Modeling human behavior and activity patterns to recognize particular events has aroused wide interest in recent years. Specifically, the paper by Mohd. Aquib Ansari, Dushyant Kumar Singh, and Vibhav Prakash Singh presents an advanced three-dimensional convolutional network, which contains a fifteen layers deep architecture, to determine the abnormal human acts in megastores. In addition, the authors create a novel dataset consisting of numerous video clips to represent abnormal behaviors of humans in megastores or shops.

Datasets have a crucial impact on task research. Therefore, the paper by Sk Maidul Islam and Subhankar Joardar considers the lack of suitable jewelry datasets. Thus, they created a novel ornament dataset OrnamentFIR, which includes over 4.4 K high-quality images of bangles, over 4.8 K high-definition images of necklaces, and more than 2.6 K high-quality images of earrings. A matching network is then employed to extract desired images in the appropriate category from the dataset.

Cross-modal tasks have been developed for decades. In the paper by Mingyue Liu, Honggang Zhao, Longfei Ma, and Mingyong Li, the authors propose a novel decoding context optimization to optimize context prompts for simulating better image–text interaction. Extensive experiments have been performed to verify the effectiveness of this model on eleven image classification datasets.

Toward student engagement, the paper, by Sandeep Mandia, Kuldeep Singh, and Rajendra Mitharwa, presents a student engagement estimation method in the authentic classroom environment, which utilizes a graph convolution network to extract more contributing features. Besides, a learning-centered affective state dataset is curated from existing open source. Multiple ablation studies and experiments have determined the performance outperformed existing state-of-the-art methods.

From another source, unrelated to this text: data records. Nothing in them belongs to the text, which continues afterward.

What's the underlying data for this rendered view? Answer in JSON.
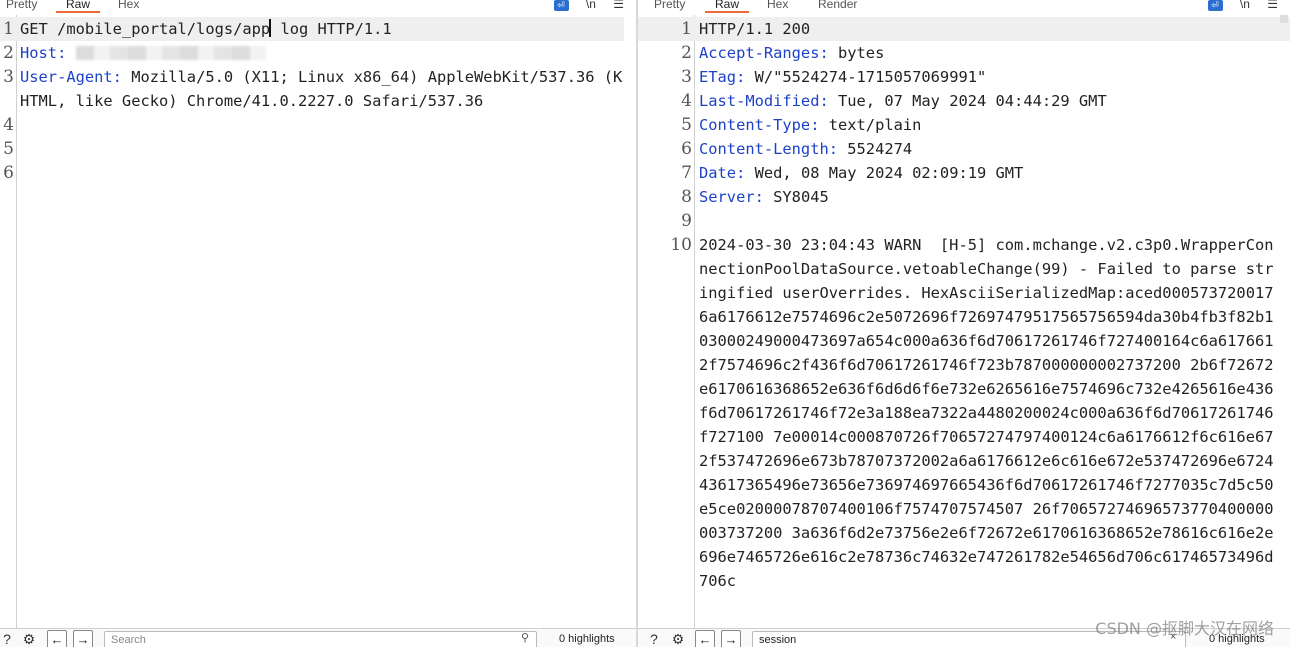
{
  "request": {
    "tabs": [
      "Pretty",
      "Raw",
      "Hex"
    ],
    "active_tab": "Raw",
    "lines": [
      {
        "num": "1",
        "parts": [
          {
            "text": "GET /mobile_portal/logs/app"
          },
          {
            "caret": true
          },
          {
            "text": " log HTTP/1.1"
          }
        ]
      },
      {
        "num": "2",
        "parts": [
          {
            "text": "Host:",
            "hdr": true
          },
          {
            "text": " "
          },
          {
            "redacted": 190
          }
        ]
      },
      {
        "num": "3",
        "parts": [
          {
            "text": "User-Agent:",
            "hdr": true
          },
          {
            "text": " Mozilla/5.0 (X11; Linux x86_64) AppleWebKit/537.36 (KHTML, like Gecko) Chrome/41.0.2227.0 Safari/537.36"
          }
        ]
      },
      {
        "num": "4",
        "parts": []
      },
      {
        "num": "5",
        "parts": []
      },
      {
        "num": "6",
        "parts": []
      }
    ],
    "search": {
      "placeholder": "Search",
      "value": ""
    },
    "highlights": "0 highlights"
  },
  "response": {
    "tabs": [
      "Pretty",
      "Raw",
      "Hex",
      "Render"
    ],
    "active_tab": "Raw",
    "lines": [
      {
        "num": "1",
        "parts": [
          {
            "text": "HTTP/1.1 200"
          }
        ]
      },
      {
        "num": "2",
        "parts": [
          {
            "text": "Accept-Ranges:",
            "hdr": true
          },
          {
            "text": " bytes"
          }
        ]
      },
      {
        "num": "3",
        "parts": [
          {
            "text": "ETag:",
            "hdr": true
          },
          {
            "text": " W/\"5524274-1715057069991\""
          }
        ]
      },
      {
        "num": "4",
        "parts": [
          {
            "text": "Last-Modified:",
            "hdr": true
          },
          {
            "text": " Tue, 07 May 2024 04:44:29 GMT"
          }
        ]
      },
      {
        "num": "5",
        "parts": [
          {
            "text": "Content-Type:",
            "hdr": true
          },
          {
            "text": " text/plain"
          }
        ]
      },
      {
        "num": "6",
        "parts": [
          {
            "text": "Content-Length:",
            "hdr": true
          },
          {
            "text": " 5524274"
          }
        ]
      },
      {
        "num": "7",
        "parts": [
          {
            "text": "Date:",
            "hdr": true
          },
          {
            "text": " Wed, 08 May 2024 02:09:19 GMT"
          }
        ]
      },
      {
        "num": "8",
        "parts": [
          {
            "text": "Server:",
            "hdr": true
          },
          {
            "text": " SY8045"
          }
        ]
      },
      {
        "num": "9",
        "parts": []
      },
      {
        "num": "10",
        "parts": [
          {
            "text": "2024-03-30 23:04:43 WARN  [H-5] com.mchange.v2.c3p0.WrapperConnectionPoolDataSource.vetoableChange(99) - Failed to parse stringified userOverrides. HexAsciiSerializedMap:aced0005737200176a6176612e7574696c2e5072696f72697479517565756594da30b4fb3f82b103000249000473697a654c000a636f6d70617261746f727400164c6a6176612f7574696c2f436f6d70617261746f723b787000000002737200 2b6f72672e6170616368652e636f6d6d6f6e732e6265616e7574696c732e4265616e436f6d70617261746f72e3a188ea7322a4480200024c000a636f6d70617261746f727100 7e00014c000870726f70657274797400124c6a6176612f6c616e672f537472696e673b78707372002a6a6176612e6c616e672e537472696e672443617365496e73656e736974697665436f6d70617261746f7277035c7d5c50e5ce02000078707400106f7574707574507 26f70657274696573770400000003737200 3a636f6d2e73756e2e6f72672e6170616368652e78616c616e2e696e7465726e616c2e78736c74632e747261782e54656d706c61746573496d706c"
          }
        ]
      }
    ],
    "search": {
      "placeholder": "",
      "value": "session"
    },
    "highlights": "0 highlights"
  },
  "watermark": "CSDN @抠脚大汉在网络"
}
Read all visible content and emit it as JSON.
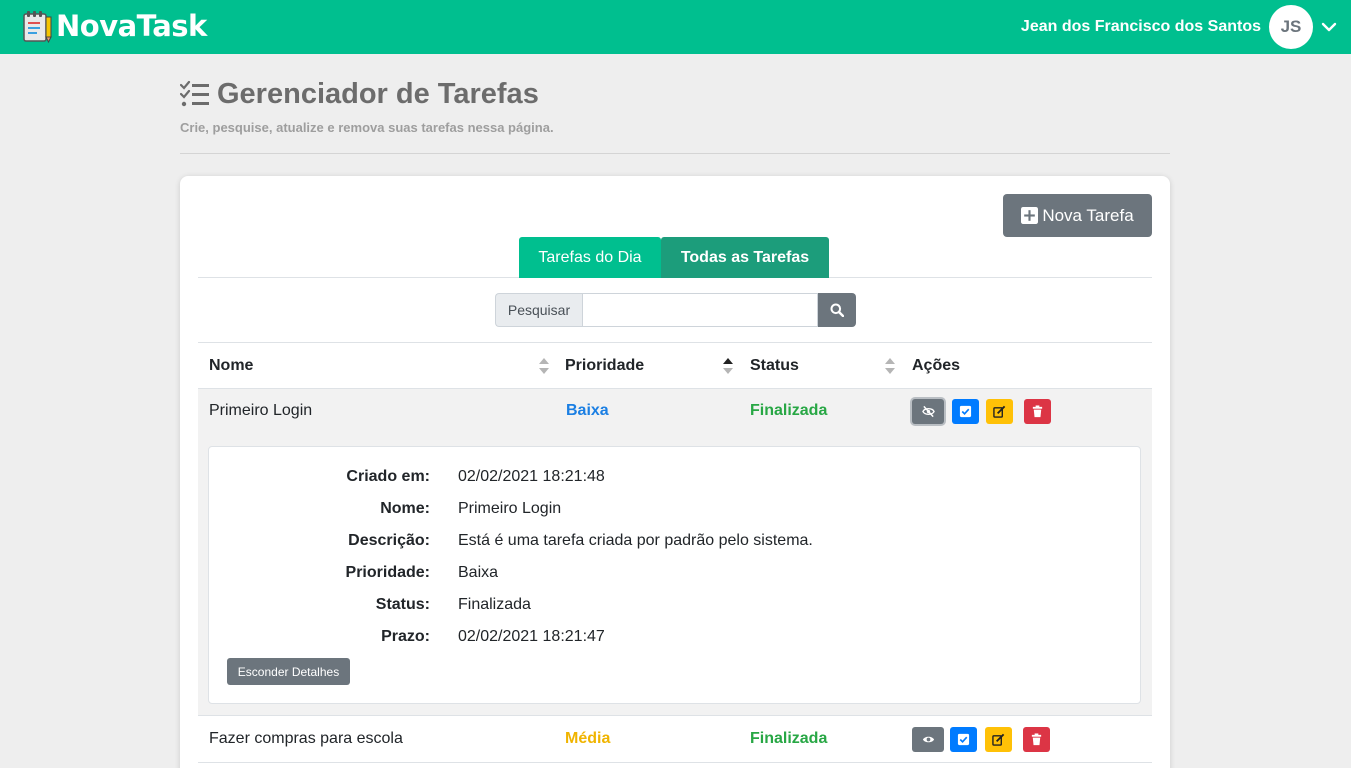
{
  "navbar": {
    "brand": "NovaTask",
    "brand_icon": "notepad-icon",
    "user_name": "Jean dos Francisco dos Santos",
    "avatar_initials": "JS",
    "colors": {
      "primary": "#00bf8f"
    }
  },
  "page": {
    "title": "Gerenciador de Tarefas",
    "title_icon": "tasks-list-icon",
    "subtitle": "Crie, pesquise, atualize e remova suas tarefas nessa página."
  },
  "toolbar": {
    "new_task_label": "Nova Tarefa"
  },
  "tabs": [
    {
      "label": "Tarefas do Dia",
      "active": false
    },
    {
      "label": "Todas as Tarefas",
      "active": true
    }
  ],
  "search": {
    "label": "Pesquisar",
    "value": "",
    "placeholder": ""
  },
  "table": {
    "headers": [
      "Nome",
      "Prioridade",
      "Status",
      "Ações"
    ],
    "sorted_column": "Prioridade",
    "rows": [
      {
        "name": "Primeiro Login",
        "priority": "Baixa",
        "status": "Finalizada",
        "expanded": true,
        "details": [
          {
            "label": "Criado em:",
            "value": "02/02/2021 18:21:48"
          },
          {
            "label": "Nome:",
            "value": "Primeiro Login"
          },
          {
            "label": "Descrição:",
            "value": "Está é uma tarefa criada por padrão pelo sistema."
          },
          {
            "label": "Prioridade:",
            "value": "Baixa"
          },
          {
            "label": "Status:",
            "value": "Finalizada"
          },
          {
            "label": "Prazo:",
            "value": "02/02/2021 18:21:47"
          }
        ],
        "hide_button": "Esconder Detalhes"
      },
      {
        "name": "Fazer compras para escola",
        "priority": "Média",
        "status": "Finalizada",
        "expanded": false
      }
    ]
  }
}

For the task of cross-modal retrieval, the paper by Xiaohan Yang, Zhen Wang, Wenhao Liu, Xinyi Chang, and Nannan Wu, proposes a deep adversarial multi-label cross-modal hashing algorithm, which employs multi-label and deep feature to establish modal neighbor matrix. Furthermore, the authors design linear classifiers to predict semantic labels for binary features and minimize the hash semantic retention loss to make it have the same semantic information as the sample label. Four loss functions are conducted to guarantee the excellent performance of this task.

The research on medical image watermarking has strong practicability and research value. The paper by Shehu Ayuba and Wan Mohd Nazmee Wan Zainon presents trends in the application of watermarking research in medical images and evaluates the methods recently adopted by researchers. In addition, the survey assesses existing work that meets standard benchmarks in terms of design and performance and discusses other possible research opportunities in the field of medical image watermarking.

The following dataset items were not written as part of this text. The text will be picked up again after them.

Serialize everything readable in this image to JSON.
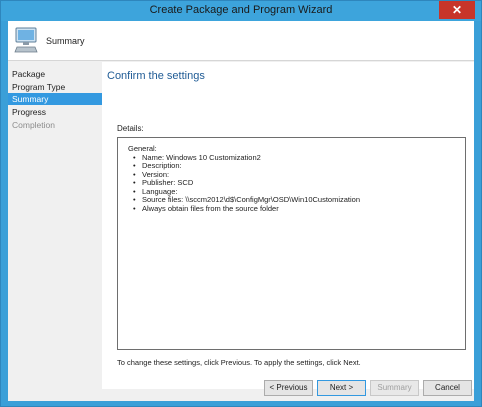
{
  "window": {
    "title": "Create Package and Program Wizard",
    "close_glyph": "✕"
  },
  "header": {
    "title": "Summary",
    "icon": "computer-icon"
  },
  "nav": {
    "items": [
      {
        "label": "Package",
        "state": "normal"
      },
      {
        "label": "Program Type",
        "state": "normal"
      },
      {
        "label": "Summary",
        "state": "active"
      },
      {
        "label": "Progress",
        "state": "normal"
      },
      {
        "label": "Completion",
        "state": "disabled"
      }
    ]
  },
  "main": {
    "section_title": "Confirm the settings",
    "details_label": "Details:",
    "details": {
      "heading": "General:",
      "lines": [
        "Name: Windows 10 Customization2",
        "Description:",
        "Version:",
        "Publisher: SCD",
        "Language:",
        "Source files: \\\\sccm2012\\d$\\ConfigMgr\\OSD\\Win10Customization",
        "Always obtain files from the source folder"
      ]
    },
    "footnote": "To change these settings, click Previous. To apply the settings, click Next."
  },
  "buttons": {
    "previous": "< Previous",
    "next": "Next >",
    "summary": "Summary",
    "cancel": "Cancel"
  },
  "colors": {
    "title_bar": "#3da4dc",
    "nav_active": "#3399e0",
    "section_title": "#1f5b95",
    "close_button": "#c7352a"
  }
}
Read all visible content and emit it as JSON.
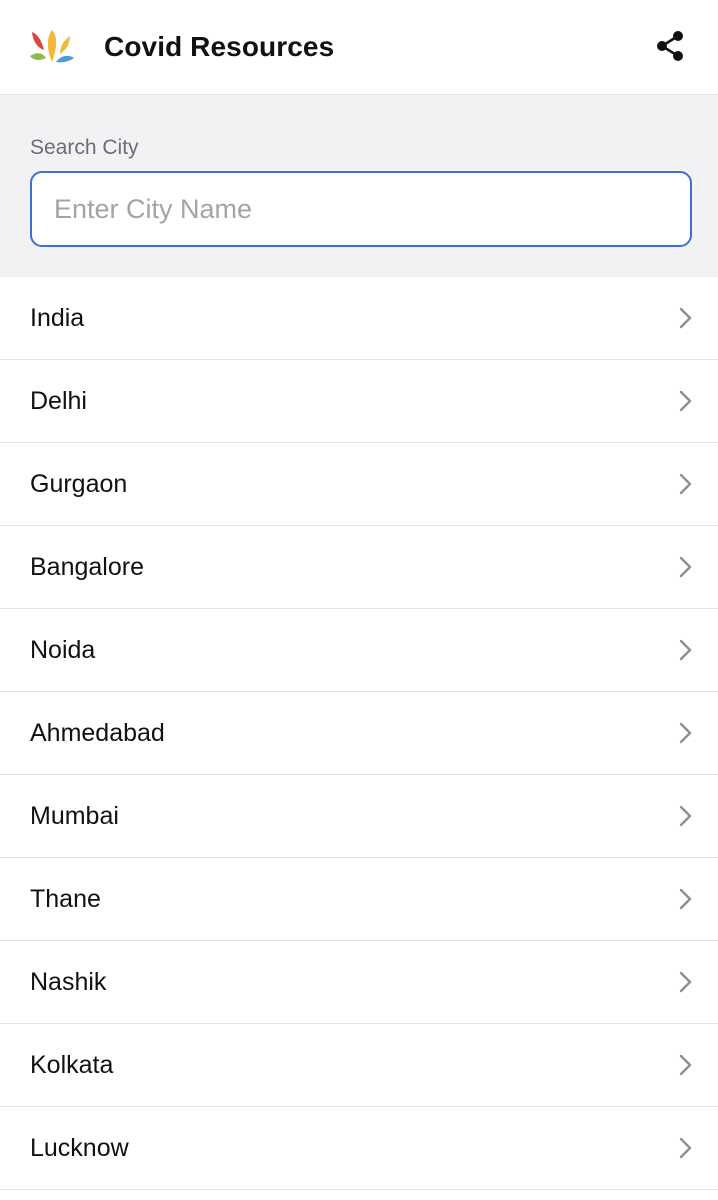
{
  "header": {
    "logo_icon": "fountain-logo",
    "title": "Covid Resources",
    "share_icon": "share-icon"
  },
  "search": {
    "label": "Search City",
    "placeholder": "Enter City Name",
    "value": "",
    "accent_color": "#3d6fd6"
  },
  "cities": [
    {
      "label": "India"
    },
    {
      "label": "Delhi"
    },
    {
      "label": "Gurgaon"
    },
    {
      "label": "Bangalore"
    },
    {
      "label": "Noida"
    },
    {
      "label": "Ahmedabad"
    },
    {
      "label": "Mumbai"
    },
    {
      "label": "Thane"
    },
    {
      "label": "Nashik"
    },
    {
      "label": "Kolkata"
    },
    {
      "label": "Lucknow"
    }
  ],
  "colors": {
    "logo_red": "#d9473f",
    "logo_yellow": "#f0b93c",
    "logo_green": "#8cbd4a",
    "logo_blue": "#4f9ad8"
  }
}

Deep neural networks with pyramids have been at the center of attention for image retrieval, due to their remarkable role in extracting the content and semantic features of the image. The paper by Fatemeh Taheri, Kambiz Rahbar and Ziaeddin Beheshtifard extracts manual features including color and texture from the semantic pyramid of a deep neural network. The semantic pyramid is the result of feature mapping fusion of different levels in DNN. In addition, the interpretability of eigenvectors is also considered. Besides, t-SNE technique has been used to explain the discriminability of feature vectors between database classes. Besides, they introduce contour criterion and use feature vectors to study the compatibility of intra-class data sets and the resolvability of inter-class datasets.

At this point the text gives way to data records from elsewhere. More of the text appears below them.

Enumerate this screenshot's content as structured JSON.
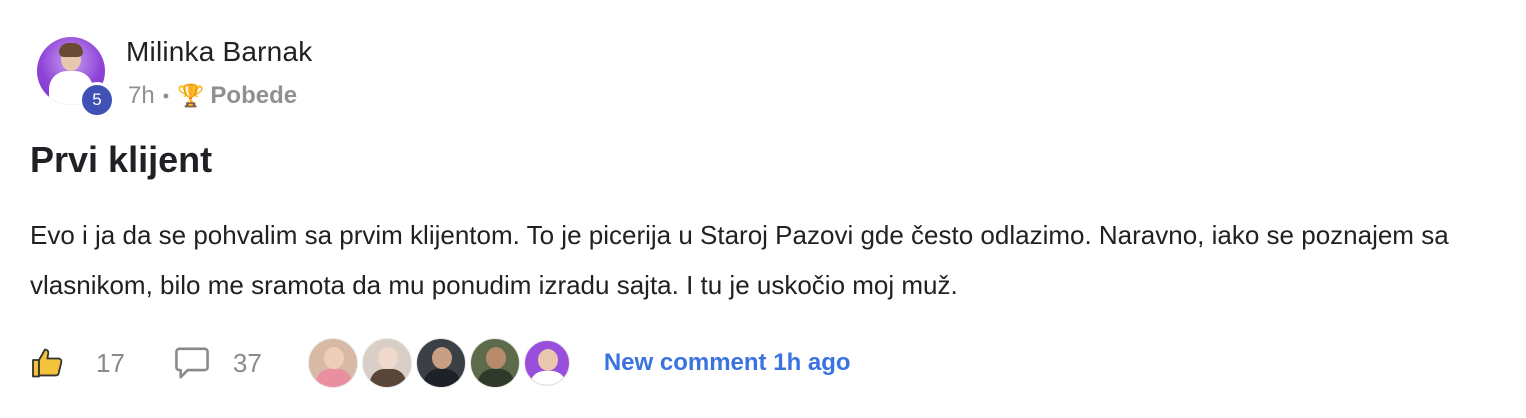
{
  "post": {
    "author": {
      "name": "Milinka Barnak",
      "level": "5"
    },
    "meta": {
      "time": "7h",
      "separator": "•",
      "category_icon": "trophy-icon",
      "category": "Pobede"
    },
    "title": "Prvi klijent",
    "body": "Evo i ja da se pohvalim sa prvim klijentom. To je picerija u Staroj Pazovi gde često odlazimo. Naravno, iako se poznajem sa vlasnikom, bilo me sramota da mu ponudim izradu sajta. I tu je uskočio moj muž.",
    "likes": "17",
    "comments": "37",
    "last_comment": "New comment 1h ago"
  },
  "colors": {
    "accent_link": "#3a73e0",
    "level_badge": "#3f51b5",
    "meta_gray": "#909090",
    "avatar_purple": "#8e44d8"
  }
}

Convolutional neural networks provide important assistance to the needs of interdisciplinary biomedicine. In the paper by K. Muthureka, Dr U.Srinivasulu Reddy, and Dr. B. Janet, the authors introduce a customed CNN model for handwritten digit recognition on their proposed CP handwritten digit dataset, which has been data cleaned and created class labels by adopting advantage of disproportionate stratified sampling to generalize dataset. Evaluation shows their superiority over state-of-the-art methods.